As tropas russas também passaram à ofensiva em outra área da região leste, nas proximidades Mariinka.

“Hoje, em termos de proporção de forças, a vantagem está do nosso lado”, afirmou o ministro da Defesa da Rússia, Serguei Shoigu, durante uma visita às tropas neste sábado.

Porém, os ucranianos entrevistados em Kiev pela AFP se declararam convencidos da vitória contra os invasores.

“Aprendemos a resistir, a nos fortalecer e a acreditar. Aqui dizemos que quem tem fé será recompensado”, declarou Nina, uma aposentada.

A Rússia também está animada com as vitórias recentes. Putin parabenizou na sexta-feira os “heróis” de seu Exército que lutam na Ucrânia. Quase 500.000 pessoas se alistaram nas Forças Armadas em 2023 e outras 50.000 em janeiro, enquanto a economia do país foi orientada para apoiar a máquina de guerra.
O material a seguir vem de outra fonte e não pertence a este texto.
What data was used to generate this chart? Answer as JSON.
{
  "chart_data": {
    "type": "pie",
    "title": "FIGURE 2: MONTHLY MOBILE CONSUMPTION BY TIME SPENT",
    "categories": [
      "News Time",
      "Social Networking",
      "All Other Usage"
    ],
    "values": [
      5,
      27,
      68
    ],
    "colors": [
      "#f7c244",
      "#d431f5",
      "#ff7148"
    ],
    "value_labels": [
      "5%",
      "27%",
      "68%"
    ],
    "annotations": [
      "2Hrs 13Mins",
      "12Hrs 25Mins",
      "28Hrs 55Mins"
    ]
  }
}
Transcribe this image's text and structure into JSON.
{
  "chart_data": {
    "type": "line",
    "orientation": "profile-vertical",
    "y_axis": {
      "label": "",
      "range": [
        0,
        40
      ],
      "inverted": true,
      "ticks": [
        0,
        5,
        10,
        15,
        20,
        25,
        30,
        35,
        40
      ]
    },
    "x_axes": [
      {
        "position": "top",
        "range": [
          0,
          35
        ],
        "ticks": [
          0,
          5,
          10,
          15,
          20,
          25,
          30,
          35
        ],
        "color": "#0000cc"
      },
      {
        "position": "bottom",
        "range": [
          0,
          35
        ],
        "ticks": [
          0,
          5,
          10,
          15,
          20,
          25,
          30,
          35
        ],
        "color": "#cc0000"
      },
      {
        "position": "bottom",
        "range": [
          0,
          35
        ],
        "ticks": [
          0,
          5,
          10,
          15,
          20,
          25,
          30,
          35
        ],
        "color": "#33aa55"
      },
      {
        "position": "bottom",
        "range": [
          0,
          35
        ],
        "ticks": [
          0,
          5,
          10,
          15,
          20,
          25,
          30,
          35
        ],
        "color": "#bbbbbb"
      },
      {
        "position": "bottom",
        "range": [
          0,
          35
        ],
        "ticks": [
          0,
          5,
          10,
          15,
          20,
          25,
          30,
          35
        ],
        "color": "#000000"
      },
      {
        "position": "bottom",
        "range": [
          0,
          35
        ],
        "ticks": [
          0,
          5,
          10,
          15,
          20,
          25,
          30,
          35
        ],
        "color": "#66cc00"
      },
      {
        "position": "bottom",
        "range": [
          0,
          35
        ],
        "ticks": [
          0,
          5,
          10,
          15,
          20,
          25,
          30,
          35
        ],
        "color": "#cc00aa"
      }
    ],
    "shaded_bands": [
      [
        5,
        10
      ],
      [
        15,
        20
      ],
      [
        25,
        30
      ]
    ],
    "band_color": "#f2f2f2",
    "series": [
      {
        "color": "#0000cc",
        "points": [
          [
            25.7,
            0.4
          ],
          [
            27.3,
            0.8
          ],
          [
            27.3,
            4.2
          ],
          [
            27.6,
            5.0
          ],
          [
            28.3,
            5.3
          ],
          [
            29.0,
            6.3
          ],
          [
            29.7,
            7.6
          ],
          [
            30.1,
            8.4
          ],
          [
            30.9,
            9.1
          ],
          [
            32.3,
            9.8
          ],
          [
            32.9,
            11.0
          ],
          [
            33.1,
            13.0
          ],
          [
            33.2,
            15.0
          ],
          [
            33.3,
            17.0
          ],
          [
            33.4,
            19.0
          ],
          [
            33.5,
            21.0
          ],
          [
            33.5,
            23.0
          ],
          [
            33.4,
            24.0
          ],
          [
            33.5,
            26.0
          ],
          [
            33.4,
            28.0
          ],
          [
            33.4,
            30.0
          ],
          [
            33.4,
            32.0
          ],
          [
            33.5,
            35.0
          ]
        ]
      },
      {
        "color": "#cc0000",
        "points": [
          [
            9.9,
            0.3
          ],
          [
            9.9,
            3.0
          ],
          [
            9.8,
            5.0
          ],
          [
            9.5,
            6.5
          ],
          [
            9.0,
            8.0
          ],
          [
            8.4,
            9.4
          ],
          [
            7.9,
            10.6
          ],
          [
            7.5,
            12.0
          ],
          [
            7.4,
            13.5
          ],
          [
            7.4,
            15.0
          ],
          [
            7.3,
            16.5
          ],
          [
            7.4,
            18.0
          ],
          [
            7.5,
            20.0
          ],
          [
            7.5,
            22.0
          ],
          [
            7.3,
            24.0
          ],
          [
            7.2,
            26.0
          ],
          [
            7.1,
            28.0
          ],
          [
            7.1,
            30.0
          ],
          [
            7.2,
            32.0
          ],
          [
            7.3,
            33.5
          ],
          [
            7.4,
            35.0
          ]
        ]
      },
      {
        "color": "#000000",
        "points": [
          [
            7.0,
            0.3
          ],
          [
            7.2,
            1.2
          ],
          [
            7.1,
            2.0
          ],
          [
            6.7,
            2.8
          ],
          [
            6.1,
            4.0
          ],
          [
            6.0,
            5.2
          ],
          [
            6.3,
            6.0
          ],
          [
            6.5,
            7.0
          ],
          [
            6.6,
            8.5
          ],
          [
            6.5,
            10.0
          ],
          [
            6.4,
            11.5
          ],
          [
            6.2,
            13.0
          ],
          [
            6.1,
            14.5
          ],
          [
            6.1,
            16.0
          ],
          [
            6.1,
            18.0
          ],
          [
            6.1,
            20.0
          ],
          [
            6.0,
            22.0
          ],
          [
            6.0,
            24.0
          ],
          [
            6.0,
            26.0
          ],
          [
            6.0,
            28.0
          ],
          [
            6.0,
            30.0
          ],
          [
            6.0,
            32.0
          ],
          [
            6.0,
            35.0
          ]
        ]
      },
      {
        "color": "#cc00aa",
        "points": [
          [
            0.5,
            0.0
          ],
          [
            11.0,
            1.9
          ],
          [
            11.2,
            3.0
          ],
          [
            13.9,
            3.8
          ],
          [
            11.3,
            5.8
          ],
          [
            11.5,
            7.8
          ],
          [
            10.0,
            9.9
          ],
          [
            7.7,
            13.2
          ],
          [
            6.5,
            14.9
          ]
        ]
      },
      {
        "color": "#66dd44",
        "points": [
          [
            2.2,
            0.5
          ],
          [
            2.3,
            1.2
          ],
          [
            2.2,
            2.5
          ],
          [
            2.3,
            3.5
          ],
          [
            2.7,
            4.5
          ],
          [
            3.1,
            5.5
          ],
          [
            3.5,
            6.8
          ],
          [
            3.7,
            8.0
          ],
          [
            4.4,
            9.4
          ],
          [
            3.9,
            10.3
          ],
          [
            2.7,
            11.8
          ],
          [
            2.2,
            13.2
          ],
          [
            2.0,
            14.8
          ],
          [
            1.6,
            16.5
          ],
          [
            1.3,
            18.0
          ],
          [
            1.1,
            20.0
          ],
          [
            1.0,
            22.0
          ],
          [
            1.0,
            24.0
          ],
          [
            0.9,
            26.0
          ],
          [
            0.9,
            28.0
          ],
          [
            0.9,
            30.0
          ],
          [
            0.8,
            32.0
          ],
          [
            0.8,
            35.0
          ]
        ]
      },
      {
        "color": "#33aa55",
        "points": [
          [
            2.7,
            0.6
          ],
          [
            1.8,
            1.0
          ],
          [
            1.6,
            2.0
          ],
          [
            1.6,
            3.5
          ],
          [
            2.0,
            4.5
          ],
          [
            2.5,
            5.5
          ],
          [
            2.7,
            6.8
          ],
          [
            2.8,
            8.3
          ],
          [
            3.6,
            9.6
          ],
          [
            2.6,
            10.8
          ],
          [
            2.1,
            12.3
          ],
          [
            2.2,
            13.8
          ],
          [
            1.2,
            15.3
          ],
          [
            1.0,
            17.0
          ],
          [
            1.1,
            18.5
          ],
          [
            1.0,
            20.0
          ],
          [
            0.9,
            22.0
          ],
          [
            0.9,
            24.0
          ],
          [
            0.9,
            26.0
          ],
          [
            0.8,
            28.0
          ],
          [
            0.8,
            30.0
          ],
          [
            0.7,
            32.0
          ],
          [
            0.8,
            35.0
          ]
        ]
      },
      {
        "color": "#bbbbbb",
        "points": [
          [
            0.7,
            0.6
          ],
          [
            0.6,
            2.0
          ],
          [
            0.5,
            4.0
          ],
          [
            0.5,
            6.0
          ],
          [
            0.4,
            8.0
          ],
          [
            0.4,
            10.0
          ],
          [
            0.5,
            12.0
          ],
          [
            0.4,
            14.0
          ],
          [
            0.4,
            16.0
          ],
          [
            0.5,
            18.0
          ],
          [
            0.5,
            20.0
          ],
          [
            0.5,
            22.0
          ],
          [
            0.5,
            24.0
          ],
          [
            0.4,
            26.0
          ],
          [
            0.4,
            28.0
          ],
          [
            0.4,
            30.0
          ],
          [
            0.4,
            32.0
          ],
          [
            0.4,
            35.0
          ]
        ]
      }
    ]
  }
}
A oposição russa foi dizimada pela repressão e pela morte de seu principal líder, Alexei Navalny, em 16 de fevereiro em uma prisão na região do Ártico.

Putin não tem nenhum obstáculo no caminho de sua vitória nas eleições presidenciais programadas para março.

Mas os críticos, que podem ser condenados a longas penas de prisão, mantêm prudência. “Estamos tão afastados da verdade que é difícil tomar decisões”, disse Konstantin, um professor de teatro.

Neste sábado, a polícia russa prendeu várias pessoas, incluindo jornalistas, durante uma manifestação de esposas de soldados russos que exigem o retorno dos militares que estão na batalha da Ucrânia.

Todos os sábados, as esposas dos soldados depositam flores no túmulo do soldado desconhecido, uma ação simbólica perto do muro do Kremlin, conhecida como movimento “Put Domoi” (caminho para a casa, em russo).

Ao comentar as sanções que isolaram a Rússia do mundo ocidental, o ex-presidente russo e atual número dois do Conselho de Segurança, Dmitri Medvedev, afirmou que o país se vingará das medidas.

“Temos que nos recordar e nos vingarmos deles sempre que possível. São nossos inimigos”, escreveu no Telegram após as novas restrições anunciadas nos últimos dias por Estados Unidos, UE e Reino Unido.